Sidang Dugaan Penipuan Tanah Senilai Rp 13 Miliar, Isnaely Effendy Catut Nama La Nyala

LintasHukrim-Surabaya, (7/2/2025) – Pengadilan Negeri Surabaya kembali menggelar sidang lanjutan kasus dugaan penipuan dan penggelapan yang melibatkan terdakwa Isnaely Effendy. Ia didakwa menipu Ir. Siti Rochani dalam transaksi jual beli tanah di Pandaan, Kabupaten Pasuruan. Sidang yang berlangsung di Ruang Garuda 2 ini dipimpin oleh Ketua Majelis Hakim I Ketut Kimiarsa, SH., MH, dengan agenda pemeriksaan saksi kunci yang memberikan keterangan mengenai aliran dana serta status kepemilikan tanah.

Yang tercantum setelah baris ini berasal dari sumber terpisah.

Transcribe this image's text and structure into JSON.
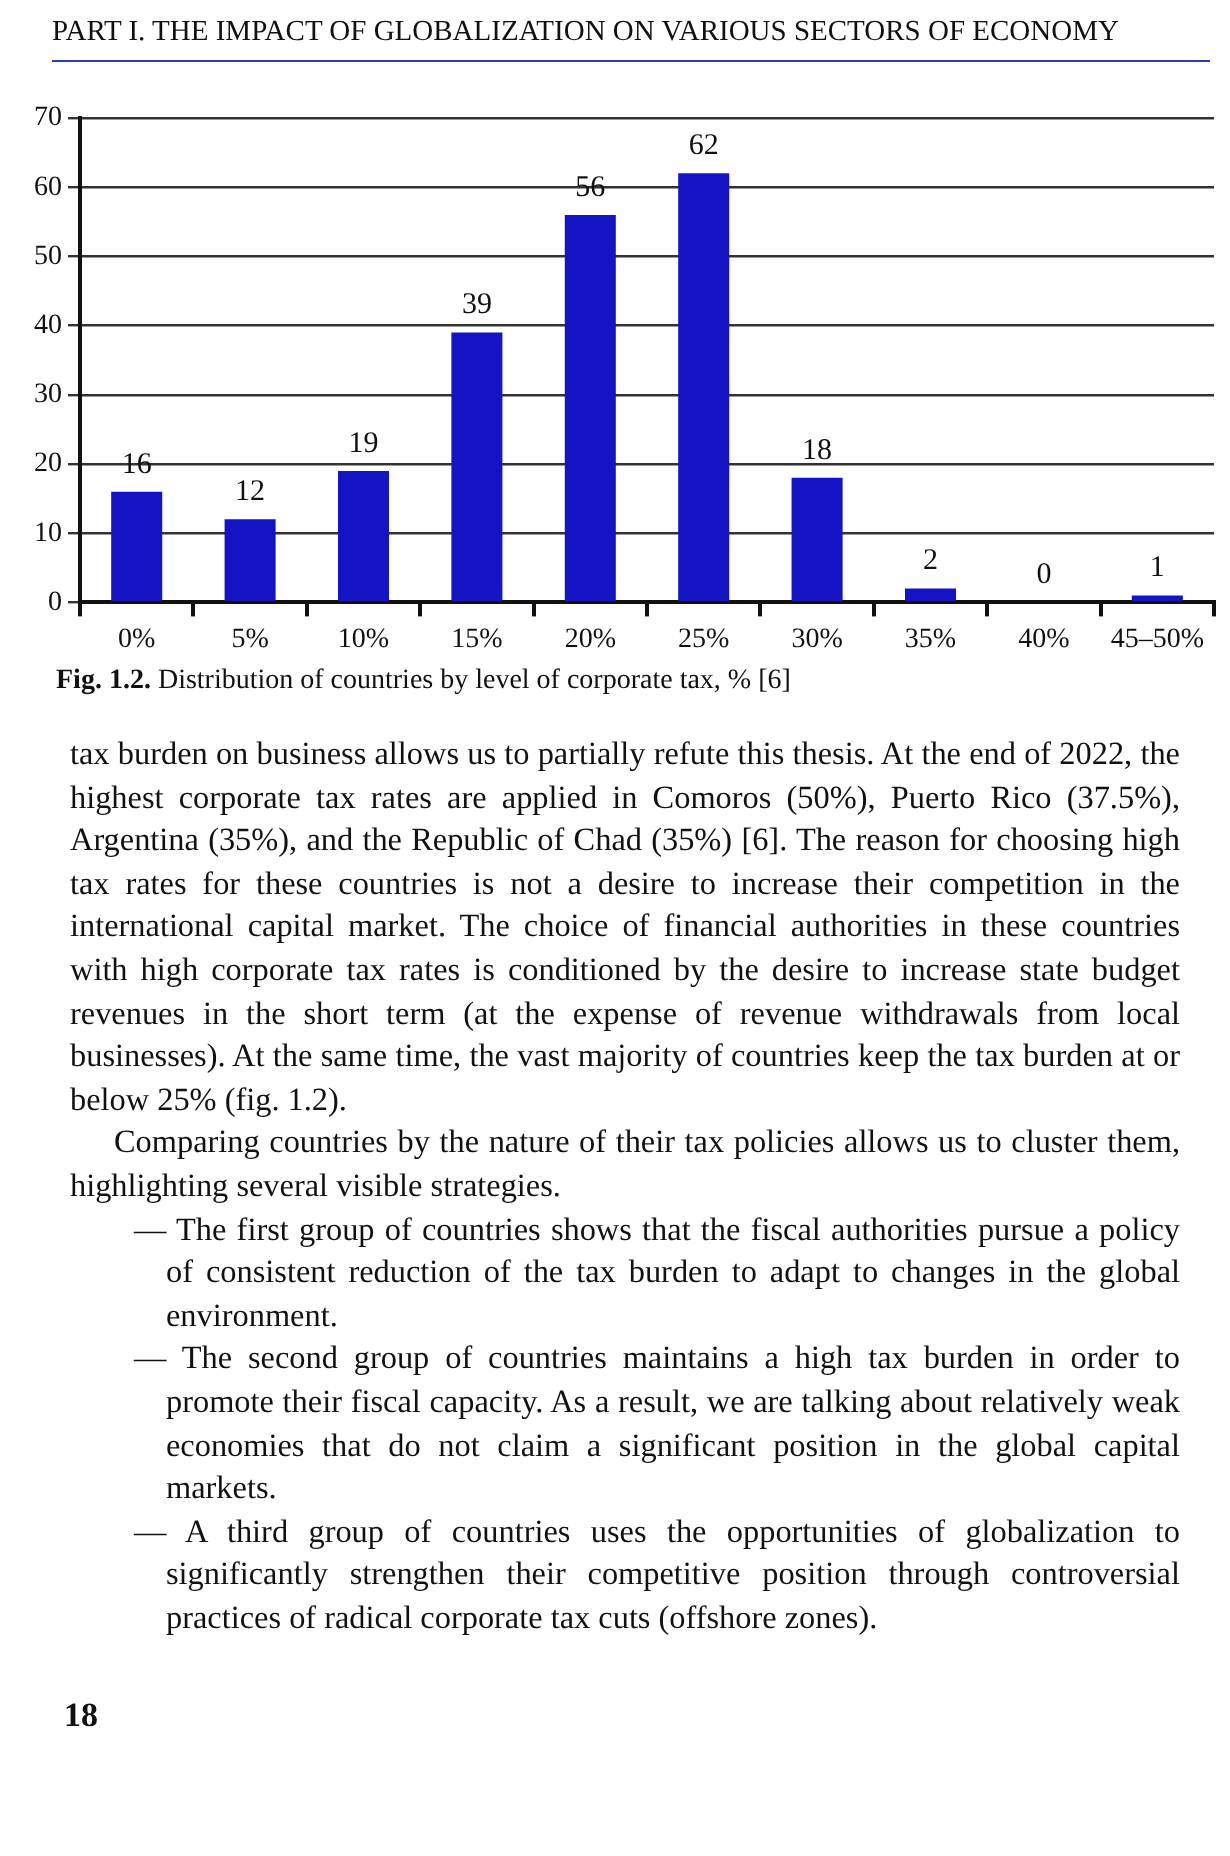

Kasus ini bermula dari laporan Ir. Siti Rochani, warga Surabaya, yang mengklaim mengalami kerugian sebesar Rp 13 miliar setelah melakukan pembayaran untuk lima bidang tanah yang ditawarkan oleh terdakwa. Pembayaran dilakukan secara bertahap dalam kurun waktu 2015 hingga 2020, hingga mencapai total harga yang disepakati.
Namun, berdasarkan keterangan saksi ahli waris pemilik tanah, yakni Akhmat Irwanto, awalnya ia tidak mengetahui siapa pembeli asli tanah milik ayahnya, (alm.) H. Moch Kholil. Ketika ditanyakan kepada terdakwa, Isnaely Effendy menyebutkan bahwa tanah tersebut dibeli oleh La Nyala.
“Terdakwa mengatakan kepada saya bahwa pembelinya adalah La Nyala, dibeli dengan harga Rp 13 miliar, tetapi pembayarannya dilakukan secara cicilan,” ungkap Akhmat Irwanto di persidangan.
Dari total harga yang disepakati, terdakwa baru membayar Rp 6,15 miliar yang pernah diterima oleh (alm.) H. Moch Kholil sebelum meninggal dunia.
Saksi lainnya, Nur Khamidah, yang juga merupakan ahli waris, memberikan kesaksian bahwa terdakwa sempat datang ke rumah mereka untuk menyerahkan pembayaran secara bertahap. Setelah H. Moch Kholil meninggal dunia, terdakwa datang melayat dan berjanji akan melunasi sisa pembayaran dalam rentang waktu 40-100 hari. Namun, janji tersebut tidak pernah dipenuhi.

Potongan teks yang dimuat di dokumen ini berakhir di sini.